Mêmes débuts houleux côté lusophone – « en Angola aussi, l’apprentissage fut long et douloureux au plan financier et du fait d’un environnement des affaires compliqué ». Et pourtant… « Quand nous aurons atteint une masse critique, nous nous tournerons vers le Mozambique, vu son potentiel », affirme ce passionné, qui « connaît parfaitement son métier », selon une source interne.

Des expériences qui ont fait de Jean-Marc Leccia le candidat désigné pour succéder à Jean-Yves Mazon, le 1er juillet dernier. Mesuré et déterminé, ce père de cinq enfants s’inscrit dans le sillage de son prédécesseur. « Les axes de développement sont clairement définis » : renforcer la présence de l’entreprise via son enseigne Laborex dans les vingt pays où elle est implantée afin d’accroître le nombre d’officines livrées (3 000 pour la seule Afrique francophone).

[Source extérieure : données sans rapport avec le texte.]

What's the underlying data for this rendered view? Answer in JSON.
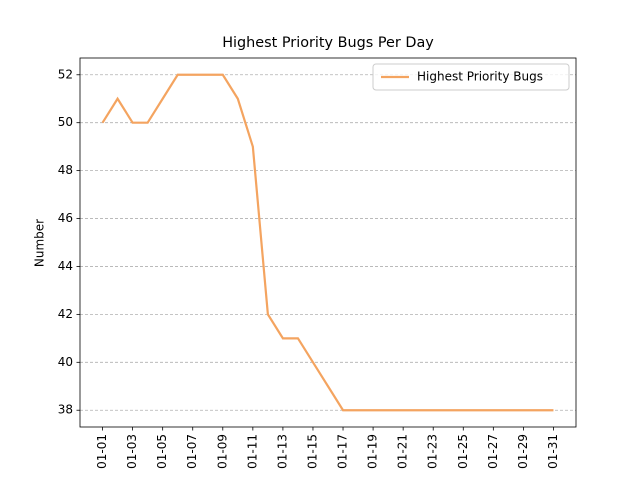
{
  "chart_data": {
    "type": "line",
    "title": "Highest Priority Bugs Per Day",
    "y_label": "Number",
    "categories": [
      "01-01",
      null,
      "01-03",
      null,
      "01-05",
      null,
      "01-07",
      null,
      "01-09",
      null,
      "01-11",
      null,
      "01-13",
      null,
      "01-15",
      null,
      "01-17",
      null,
      "01-19",
      null,
      "01-21",
      null,
      "01-23",
      null,
      "01-25",
      null,
      "01-27",
      null,
      "01-29",
      null,
      "01-31"
    ],
    "series": [
      {
        "name": "Highest Priority Bugs",
        "color": "#f4a460",
        "values": [
          50,
          51,
          50,
          50,
          51,
          52,
          52,
          52,
          52,
          51,
          49,
          42,
          41,
          41,
          40,
          39,
          38,
          38,
          38,
          38,
          38,
          38,
          38,
          38,
          38,
          38,
          38,
          38,
          38,
          38,
          38
        ]
      }
    ],
    "ylim": [
      37.3,
      52.7
    ],
    "yticks": [
      38,
      40,
      42,
      44,
      46,
      48,
      50,
      52
    ],
    "grid": true,
    "legend": "upper right"
  }
}
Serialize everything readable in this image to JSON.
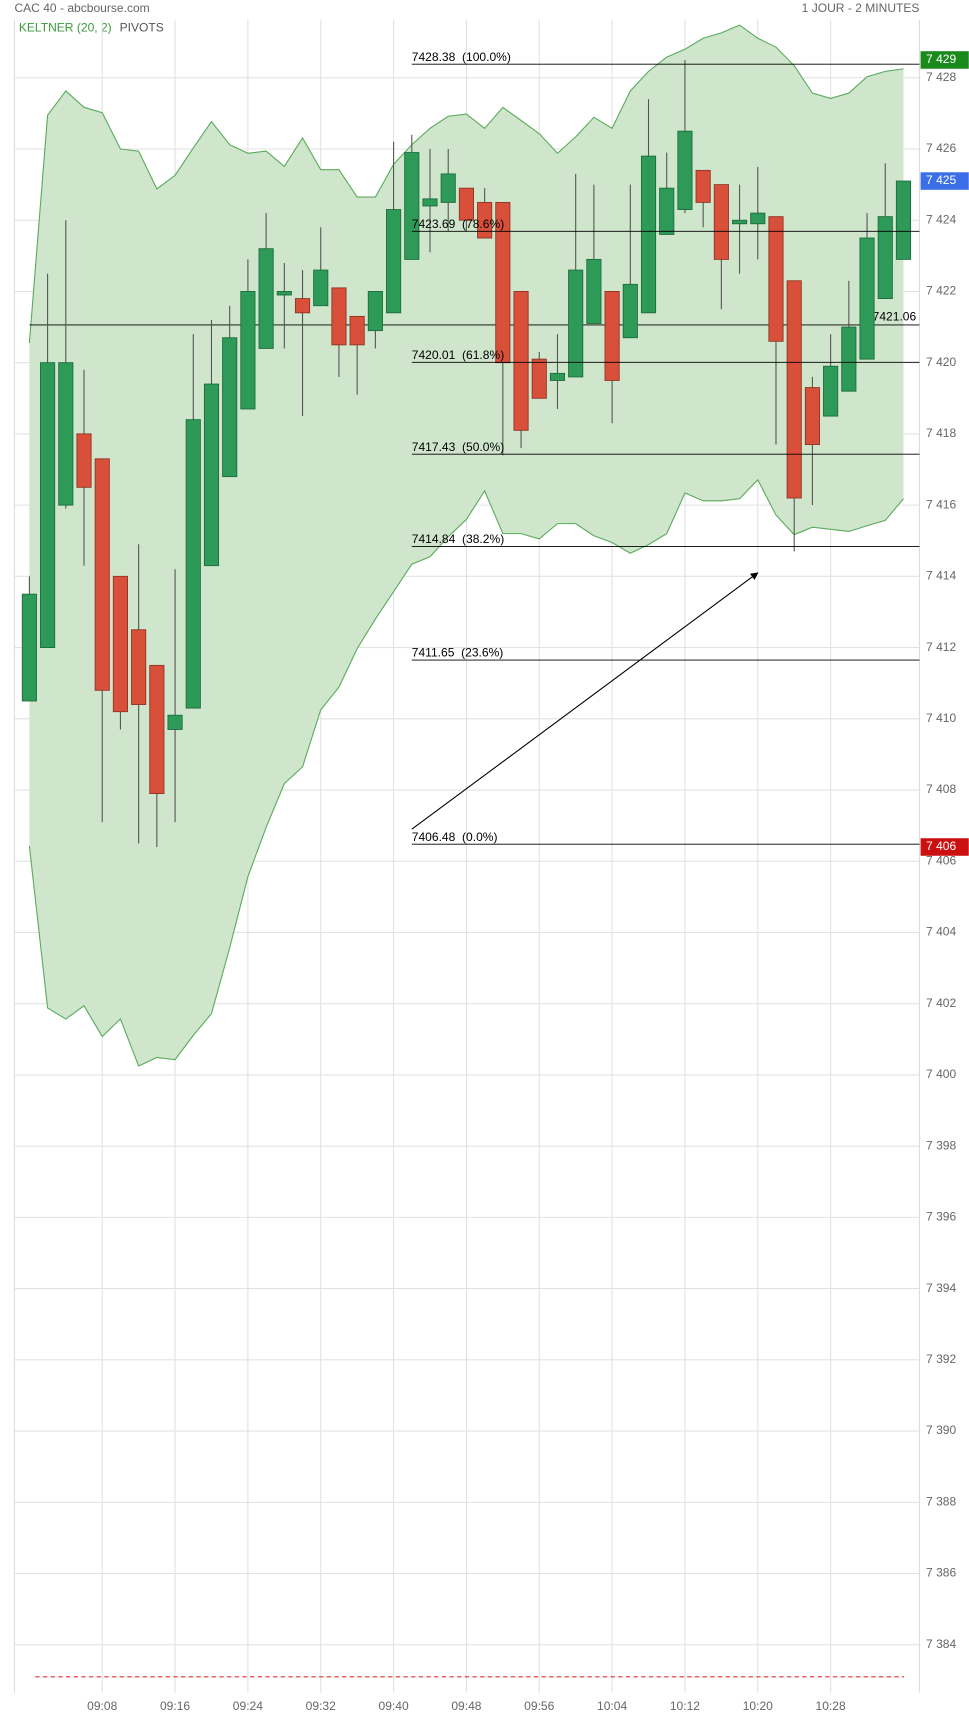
{
  "chart_data": {
    "type": "candlestick",
    "title": "CAC 40 - abcbourse.com",
    "subtitle": "1 JOUR - 2 MINUTES",
    "indicators": [
      "KELTNER (20, 2)",
      "PIVOTS"
    ],
    "x": [
      "09:00",
      "09:02",
      "09:04",
      "09:06",
      "09:08",
      "09:10",
      "09:12",
      "09:14",
      "09:16",
      "09:18",
      "09:20",
      "09:22",
      "09:24",
      "09:26",
      "09:28",
      "09:30",
      "09:32",
      "09:34",
      "09:36",
      "09:38",
      "09:40",
      "09:42",
      "09:44",
      "09:46",
      "09:48",
      "09:50",
      "09:52",
      "09:54",
      "09:56",
      "09:58",
      "10:00",
      "10:02",
      "10:04",
      "10:06",
      "10:08",
      "10:10",
      "10:12",
      "10:14",
      "10:16",
      "10:18",
      "10:20",
      "10:22",
      "10:24",
      "10:26",
      "10:28",
      "10:30",
      "10:32",
      "10:34",
      "10:36"
    ],
    "open": [
      7410.5,
      7412.0,
      7416.0,
      7418.0,
      7417.3,
      7414.0,
      7412.5,
      7411.5,
      7409.7,
      7410.3,
      7414.3,
      7416.8,
      7418.7,
      7420.4,
      7421.9,
      7421.8,
      7421.6,
      7422.1,
      7421.3,
      7420.9,
      7421.4,
      7422.9,
      7424.4,
      7424.5,
      7424.9,
      7424.5,
      7424.5,
      7422.0,
      7420.1,
      7419.5,
      7419.6,
      7421.1,
      7422.0,
      7420.7,
      7421.4,
      7423.6,
      7424.3,
      7425.4,
      7425.0,
      7423.9,
      7423.9,
      7424.1,
      7422.3,
      7419.3,
      7418.5,
      7419.2,
      7420.1,
      7421.8,
      7422.9
    ],
    "high": [
      7414.0,
      7422.5,
      7424.0,
      7419.8,
      7417.3,
      7414.0,
      7414.9,
      7411.5,
      7414.2,
      7420.8,
      7421.2,
      7421.6,
      7422.9,
      7424.2,
      7422.8,
      7422.6,
      7423.8,
      7422.1,
      7421.3,
      7422.0,
      7426.2,
      7426.4,
      7426.0,
      7426.0,
      7424.9,
      7424.9,
      7424.5,
      7422.0,
      7420.3,
      7420.8,
      7425.3,
      7425.0,
      7422.0,
      7425.0,
      7427.4,
      7425.9,
      7428.5,
      7425.4,
      7425.0,
      7425.0,
      7425.5,
      7424.1,
      7422.3,
      7419.6,
      7420.8,
      7422.3,
      7424.2,
      7425.6,
      7425.1
    ],
    "low": [
      7410.5,
      7412.0,
      7415.9,
      7414.3,
      7407.1,
      7409.7,
      7406.5,
      7406.4,
      7407.1,
      7410.3,
      7414.3,
      7416.8,
      7418.7,
      7420.4,
      7420.4,
      7418.5,
      7421.6,
      7419.6,
      7419.1,
      7420.4,
      7421.4,
      7422.9,
      7423.1,
      7423.7,
      7423.7,
      7423.5,
      7417.4,
      7417.6,
      7419.0,
      7418.7,
      7419.6,
      7421.1,
      7418.3,
      7420.7,
      7421.4,
      7423.6,
      7424.2,
      7423.8,
      7421.5,
      7422.5,
      7422.9,
      7417.7,
      7414.7,
      7416.0,
      7418.5,
      7419.2,
      7420.1,
      7421.8,
      7422.9
    ],
    "close": [
      7413.5,
      7420.0,
      7420.0,
      7416.5,
      7410.8,
      7410.2,
      7410.4,
      7407.9,
      7410.1,
      7418.4,
      7419.4,
      7420.7,
      7422.0,
      7423.2,
      7422.0,
      7421.4,
      7422.6,
      7420.5,
      7420.5,
      7422.0,
      7424.3,
      7425.9,
      7424.6,
      7425.3,
      7424.0,
      7423.5,
      7420.0,
      7418.1,
      7419.0,
      7419.7,
      7422.6,
      7422.9,
      7419.5,
      7422.2,
      7425.8,
      7424.9,
      7426.5,
      7424.5,
      7422.9,
      7424.0,
      7424.2,
      7420.6,
      7416.2,
      7417.7,
      7419.9,
      7421.0,
      7423.5,
      7424.1,
      7425.1
    ],
    "up_color": "#2e9a58",
    "down_color": "#d9503a",
    "keltner": {
      "color": "#5aaa5a",
      "fill": "#cfe6cd",
      "upper": [
        7420.55,
        7426.95,
        7427.63,
        7427.17,
        7427.02,
        7426.0,
        7425.94,
        7424.88,
        7425.26,
        7426.03,
        7426.77,
        7426.12,
        7425.88,
        7425.94,
        7425.51,
        7426.31,
        7425.42,
        7425.42,
        7424.65,
        7424.65,
        7425.57,
        7426.12,
        7426.58,
        7426.92,
        7426.98,
        7426.58,
        7427.17,
        7426.8,
        7426.43,
        7425.88,
        7426.34,
        7426.89,
        7426.58,
        7427.63,
        7428.18,
        7428.58,
        7428.8,
        7429.11,
        7429.26,
        7429.48,
        7429.11,
        7428.86,
        7428.34,
        7427.57,
        7427.42,
        7427.57,
        7428.03,
        7428.18,
        7428.25
      ],
      "lower": [
        7406.43,
        7401.88,
        7401.57,
        7401.94,
        7401.08,
        7401.57,
        7400.25,
        7400.49,
        7400.43,
        7401.11,
        7401.72,
        7403.57,
        7405.57,
        7406.95,
        7408.18,
        7408.65,
        7410.25,
        7410.89,
        7411.97,
        7412.8,
        7413.57,
        7414.34,
        7414.55,
        7415.11,
        7415.6,
        7416.4,
        7415.2,
        7415.2,
        7415.05,
        7415.48,
        7415.48,
        7415.14,
        7414.95,
        7414.65,
        7414.89,
        7415.2,
        7416.34,
        7416.12,
        7416.12,
        7416.18,
        7416.71,
        7415.72,
        7415.17,
        7415.38,
        7415.32,
        7415.26,
        7415.42,
        7415.57,
        7416.18
      ]
    },
    "fibonacci": {
      "x_start": "09:42",
      "levels": [
        {
          "value": 7428.38,
          "label": "7428.38  (100.0%)"
        },
        {
          "value": 7423.69,
          "label": "7423.69  (78.6%)"
        },
        {
          "value": 7420.01,
          "label": "7420.01  (61.8%)"
        },
        {
          "value": 7417.43,
          "label": "7417.43  (50.0%)"
        },
        {
          "value": 7414.84,
          "label": "7414.84  (38.2%)"
        },
        {
          "value": 7411.65,
          "label": "7411.65  (23.6%)"
        },
        {
          "value": 7406.48,
          "label": "7406.48  (0.0%)"
        }
      ]
    },
    "level_line": 7421.06,
    "arrow": {
      "x": [
        "09:42",
        "10:20"
      ],
      "y": [
        7406.9,
        7414.1
      ]
    },
    "markers": [
      {
        "value": 7428.5,
        "label": "7 429",
        "color": "#1a8a1a"
      },
      {
        "value": 7425.1,
        "label": "7 425",
        "color": "#3b6fe8"
      },
      {
        "value": 7406.4,
        "label": "7 406",
        "color": "#cc1010"
      }
    ],
    "pivot": 7383.1,
    "xlim": [
      "08:58",
      "10:38"
    ],
    "ylim": [
      7382.65,
      7429.63
    ],
    "xticks": [
      "09:08",
      "09:16",
      "09:24",
      "09:32",
      "09:40",
      "09:48",
      "09:56",
      "10:04",
      "10:12",
      "10:20",
      "10:28"
    ],
    "yticks": [
      {
        "value": 7384,
        "label": "7 384"
      },
      {
        "value": 7386,
        "label": "7 386"
      },
      {
        "value": 7388,
        "label": "7 388"
      },
      {
        "value": 7390,
        "label": "7 390"
      },
      {
        "value": 7392,
        "label": "7 392"
      },
      {
        "value": 7394,
        "label": "7 394"
      },
      {
        "value": 7396,
        "label": "7 396"
      },
      {
        "value": 7398,
        "label": "7 398"
      },
      {
        "value": 7400,
        "label": "7 400"
      },
      {
        "value": 7402,
        "label": "7 402"
      },
      {
        "value": 7404,
        "label": "7 404"
      },
      {
        "value": 7406,
        "label": "7 406"
      },
      {
        "value": 7408,
        "label": "7 408"
      },
      {
        "value": 7410,
        "label": "7 410"
      },
      {
        "value": 7412,
        "label": "7 412"
      },
      {
        "value": 7414,
        "label": "7 414"
      },
      {
        "value": 7416,
        "label": "7 416"
      },
      {
        "value": 7418,
        "label": "7 418"
      },
      {
        "value": 7420,
        "label": "7 420"
      },
      {
        "value": 7422,
        "label": "7 422"
      },
      {
        "value": 7424,
        "label": "7 424"
      },
      {
        "value": 7426,
        "label": "7 426"
      },
      {
        "value": 7428,
        "label": "7 428"
      }
    ],
    "grid": true
  }
}
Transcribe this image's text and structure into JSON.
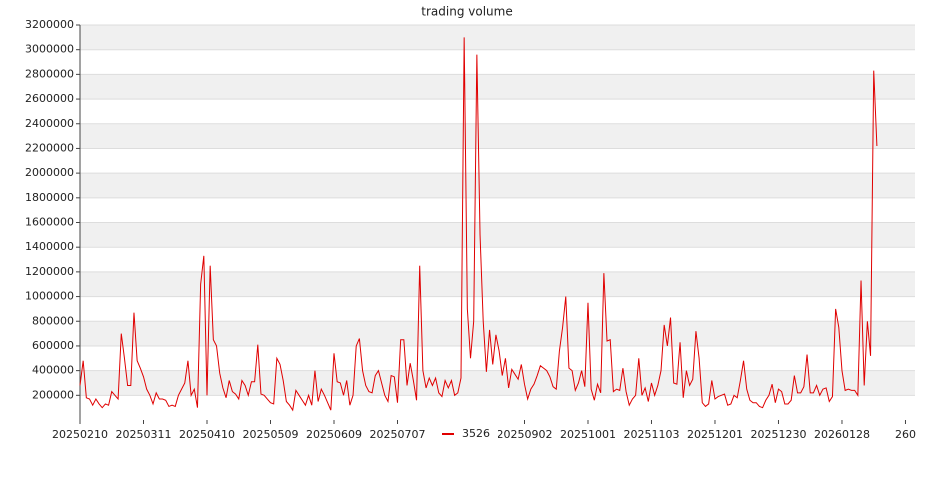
{
  "chart_data": {
    "type": "line",
    "title": "trading volume",
    "series": [
      {
        "name": "3526",
        "color": "#e00000",
        "values": [
          280000,
          480000,
          180000,
          170000,
          120000,
          170000,
          130000,
          100000,
          130000,
          120000,
          230000,
          200000,
          170000,
          700000,
          500000,
          280000,
          280000,
          870000,
          480000,
          420000,
          350000,
          250000,
          200000,
          130000,
          220000,
          170000,
          170000,
          160000,
          110000,
          120000,
          110000,
          200000,
          250000,
          300000,
          480000,
          200000,
          250000,
          100000,
          1100000,
          1330000,
          200000,
          1250000,
          650000,
          600000,
          380000,
          260000,
          180000,
          320000,
          230000,
          210000,
          170000,
          320000,
          280000,
          200000,
          310000,
          310000,
          610000,
          210000,
          200000,
          170000,
          140000,
          130000,
          500000,
          450000,
          320000,
          150000,
          120000,
          80000,
          240000,
          200000,
          160000,
          120000,
          200000,
          120000,
          400000,
          150000,
          250000,
          200000,
          140000,
          80000,
          540000,
          310000,
          300000,
          200000,
          320000,
          120000,
          200000,
          600000,
          660000,
          400000,
          280000,
          230000,
          220000,
          360000,
          400000,
          300000,
          200000,
          150000,
          360000,
          350000,
          140000,
          650000,
          650000,
          280000,
          460000,
          320000,
          160000,
          1250000,
          400000,
          260000,
          340000,
          280000,
          340000,
          220000,
          190000,
          320000,
          260000,
          320000,
          200000,
          220000,
          340000,
          3100000,
          900000,
          500000,
          800000,
          2960000,
          1500000,
          800000,
          390000,
          730000,
          450000,
          690000,
          560000,
          360000,
          500000,
          260000,
          410000,
          370000,
          330000,
          450000,
          290000,
          170000,
          250000,
          290000,
          360000,
          440000,
          420000,
          400000,
          350000,
          270000,
          250000,
          560000,
          750000,
          1000000,
          420000,
          400000,
          240000,
          300000,
          400000,
          270000,
          950000,
          250000,
          160000,
          290000,
          220000,
          1190000,
          640000,
          650000,
          230000,
          250000,
          240000,
          420000,
          230000,
          120000,
          170000,
          200000,
          500000,
          200000,
          260000,
          150000,
          300000,
          200000,
          280000,
          400000,
          770000,
          600000,
          830000,
          300000,
          290000,
          630000,
          180000,
          400000,
          280000,
          330000,
          720000,
          500000,
          140000,
          110000,
          130000,
          320000,
          170000,
          190000,
          200000,
          210000,
          120000,
          130000,
          200000,
          180000,
          320000,
          480000,
          250000,
          160000,
          140000,
          140000,
          110000,
          100000,
          160000,
          200000,
          290000,
          140000,
          250000,
          230000,
          130000,
          130000,
          160000,
          360000,
          220000,
          220000,
          270000,
          530000,
          220000,
          220000,
          280000,
          200000,
          250000,
          260000,
          150000,
          190000,
          900000,
          750000,
          400000,
          240000,
          250000,
          240000,
          240000,
          200000,
          1130000,
          280000,
          800000,
          520000,
          2830000,
          2220000
        ]
      }
    ],
    "xlim": [
      0,
      263
    ],
    "xticks": [
      {
        "value": 0,
        "label": "20250210"
      },
      {
        "value": 20,
        "label": "20250311"
      },
      {
        "value": 40,
        "label": "20250410"
      },
      {
        "value": 60,
        "label": "20250509"
      },
      {
        "value": 80,
        "label": "20250609"
      },
      {
        "value": 100,
        "label": "20250707"
      },
      {
        "value": 140,
        "label": "20250902"
      },
      {
        "value": 160,
        "label": "20251001"
      },
      {
        "value": 180,
        "label": "20251103"
      },
      {
        "value": 200,
        "label": "20251201"
      },
      {
        "value": 220,
        "label": "20251230"
      },
      {
        "value": 240,
        "label": "20260128"
      },
      {
        "value": 260,
        "label": "260"
      }
    ],
    "ylim": [
      0,
      3200000
    ],
    "yticks": [
      200000,
      400000,
      600000,
      800000,
      1000000,
      1200000,
      1400000,
      1600000,
      1800000,
      2000000,
      2200000,
      2400000,
      2600000,
      2800000,
      3000000,
      3200000
    ],
    "grid": true,
    "band_color": "#f0f0f0",
    "legend": "bottom"
  }
}
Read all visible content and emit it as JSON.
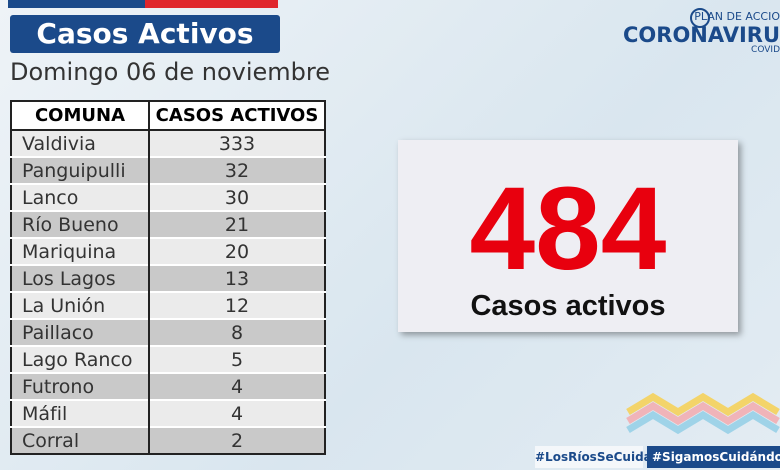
{
  "header": {
    "title": "Casos Activos",
    "subtitle": "Domingo 06 de noviembre"
  },
  "logo": {
    "top": "PLAN DE ACCIO",
    "main": "CORONAVIRU",
    "bottom": "COVID"
  },
  "table": {
    "columns": [
      "COMUNA",
      "CASOS ACTIVOS"
    ],
    "rows": [
      [
        "Valdivia",
        "333"
      ],
      [
        "Panguipulli",
        "32"
      ],
      [
        "Lanco",
        "30"
      ],
      [
        "Río Bueno",
        "21"
      ],
      [
        "Mariquina",
        "20"
      ],
      [
        "Los Lagos",
        "13"
      ],
      [
        "La Unión",
        "12"
      ],
      [
        "Paillaco",
        "8"
      ],
      [
        "Lago Ranco",
        "5"
      ],
      [
        "Futrono",
        "4"
      ],
      [
        "Máfil",
        "4"
      ],
      [
        "Corral",
        "2"
      ]
    ]
  },
  "total": {
    "value": "484",
    "label": "Casos activos"
  },
  "footer": {
    "tag1": "#LosRíosSeCuida",
    "tag2": "#SigamosCuidándon"
  }
}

Mais aussi consolider les orientations amorcées en 2011, dont la prise de participation de 49 % dans le laboratoire algérien Propharmal. « Avant de nous autoriser à exercer notre activité d’importateur en Algérie, les autorités nous ont demandé de nous lancer dans la production locale. Nous avons transformé une contrainte en opportunité », explique-t-il.

Beau fixe

Autre évolution stratégique : le lancement, fin 2011, d’Eurapharma Healthcare Services afin d’approvisionner les hôpitaux, ONG, cliniques et ministères. Cette entité « couvre un portefeuille de produits que nous véhiculions peu » : kits d’urgence, matériel médical, équipements hospitaliers et génériques. Une expérience susceptible d’être reproduite au Nigeria, où Eurapharma envisage de s’implanter.

Hormis quelques difficultés en Algérie, liées à l’environnement des affaires, la tendance en Afrique serait donc au beau fixe. L’an dernier, la société a affiché un chiffre d’affaires de 864,5 millions d’euros et ses ventes ont progressé de 8,7 % au premier trimestre 2012, du fait de leur regain en Côte d’Ivoire et malgré un ralentissement au Sénégal et au Mali. Preuve que le secteur est porteur, en dépit de la concurrence des filières illégales. Croissance annuelle soutenue, hausse du pouvoir d’achat, système de couverture maladie « embryonnaire mais encourageant », très faible niveau de dépenses de santé par individu : « dans cette conjoncture, il n’est pas déraisonnable d’annoncer que la croissance annuelle du marché du médicament sera de l’ordre de 8 à 10 % », indique celui qui n’hésite pas à prédire un « océan de croissance » sur le continent.